In questo contesto si vede nuovamente come l’Islam sia
stato manipolato per giustificare la schiavitù. 
Invece noi, in qualità di musulmani, dobbiamo difenderci per abolire
definitivamente la schiavitù in tutte le sue forme. La schiavitù era presente
nel mondo musulmano. C’era il commercio musulmano degli schiavi. Ma il
commercio di schiavi non è islamico. Dobbiamo distinguere tra musulmano e
Islam, dice Quick.
Il commercio musulmano degli schiavi venne
istituzionalizzato dopo il tempo del Profeta e si diffuse ampiamente in Africa,
come abbiamo visto in Tidiane N’Diaye. Quick cita un importante documento, la Wathiqa di Ibn Fodio, in cui si fa
appello alla riscossa contro la schiavitù. 
Quick cita numerosi esempi di musulmani
neri in America che lottano contro la schiavitù.  Essi lottano contro la schiavitù in nome
dell’Islam, di generazione in generazione. Le persone che aderiscono ai movimenti
di liberazione si ispirano all’Islam. I
musulmani appartenevano ai gruppi più forti che in America lottavano contro la
schiavitù.
La stessa resistenza all’oppressione di qualsiasi tipo e alla
schiavitù si ritrova in Malcolm X. A proposito di questa resistenza, alla quale
ho rimandato all’inizio del mio scritto in riferimento al detto del Profeta
(sas) sul tema dell’appello a reagire all’ingiustizia con azioni, parole e
preghiere, Quick afferma:
“In essa
consiste l’essenza dell’Islam“.
Islam significa giustizia, ribellione
contro la tirannia e lotta alla schiavitù. Dopo il colonialismo, nei paesi
musulmani salirono al potere dei leader ancora peggiori dei colonialisti
stessi. E l’Islam perpetra la lotta contro questa tirannia e oppressione del
popolo. L’autore cita l’esempio del Sudan, come paese anticolonialista
indipendente e come rifugio per persone provenienti da tutta l’Africa.
C’è una differenza tra l’Islam come stile
di vita e ciò che certe persone hanno fatto in nome dell’Islam…”

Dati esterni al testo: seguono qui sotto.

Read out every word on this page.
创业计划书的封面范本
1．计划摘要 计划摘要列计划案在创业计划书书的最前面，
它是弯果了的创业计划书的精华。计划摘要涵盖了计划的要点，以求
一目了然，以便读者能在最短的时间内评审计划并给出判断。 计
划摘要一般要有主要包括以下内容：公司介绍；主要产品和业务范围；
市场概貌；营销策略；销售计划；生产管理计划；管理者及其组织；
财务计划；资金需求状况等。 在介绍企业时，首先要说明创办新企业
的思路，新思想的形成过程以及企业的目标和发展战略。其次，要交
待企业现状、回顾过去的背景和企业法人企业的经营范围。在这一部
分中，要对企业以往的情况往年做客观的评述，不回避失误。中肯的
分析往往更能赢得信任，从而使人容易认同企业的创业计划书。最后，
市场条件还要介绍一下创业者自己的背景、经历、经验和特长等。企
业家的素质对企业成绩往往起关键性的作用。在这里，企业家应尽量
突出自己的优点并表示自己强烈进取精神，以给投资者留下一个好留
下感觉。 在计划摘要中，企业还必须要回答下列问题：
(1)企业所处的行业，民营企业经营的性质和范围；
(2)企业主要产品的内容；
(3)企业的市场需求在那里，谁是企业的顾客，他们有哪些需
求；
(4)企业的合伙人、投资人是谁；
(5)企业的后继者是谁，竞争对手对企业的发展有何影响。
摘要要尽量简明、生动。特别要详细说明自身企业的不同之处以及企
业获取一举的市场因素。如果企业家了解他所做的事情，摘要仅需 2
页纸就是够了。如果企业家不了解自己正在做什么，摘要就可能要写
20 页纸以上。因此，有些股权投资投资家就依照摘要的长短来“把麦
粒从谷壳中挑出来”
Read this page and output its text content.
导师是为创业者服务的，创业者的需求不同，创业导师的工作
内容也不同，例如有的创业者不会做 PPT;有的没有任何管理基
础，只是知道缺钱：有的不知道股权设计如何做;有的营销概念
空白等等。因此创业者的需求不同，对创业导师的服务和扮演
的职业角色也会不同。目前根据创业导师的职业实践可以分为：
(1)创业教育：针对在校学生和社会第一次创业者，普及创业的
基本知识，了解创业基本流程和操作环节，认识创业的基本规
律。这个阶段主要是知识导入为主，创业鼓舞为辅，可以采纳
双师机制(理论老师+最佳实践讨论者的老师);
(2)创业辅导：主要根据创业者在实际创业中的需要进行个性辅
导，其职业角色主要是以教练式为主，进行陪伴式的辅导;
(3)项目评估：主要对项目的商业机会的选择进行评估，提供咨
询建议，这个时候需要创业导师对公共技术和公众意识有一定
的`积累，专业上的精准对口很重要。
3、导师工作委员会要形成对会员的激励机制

Ritengo che le argomentazioni del Dr. Hakim Quick siano
semplicemente meravigliose, quando spiega in modo così convincente e dinamico
l’aspetto egualitario dell’Islam.  La
schiavitù non è solo fisica, ma anche psicologica e mentale. Essa si esprime
anche nel razzismo e nella discriminazione contro le persone. Si esprime nel
neocolonialismo del mondo musulmano. Si esprime nella schiavitù economica di
oggi. Vediamo quindi quante siano le facce della schiavitù. Appare interessante
anche l’analisi dei nessi tra i movimenti contro la schiavitù nell’Africa nera
e negli USA, per dedurne le costanti dell’egualitarismo islamico.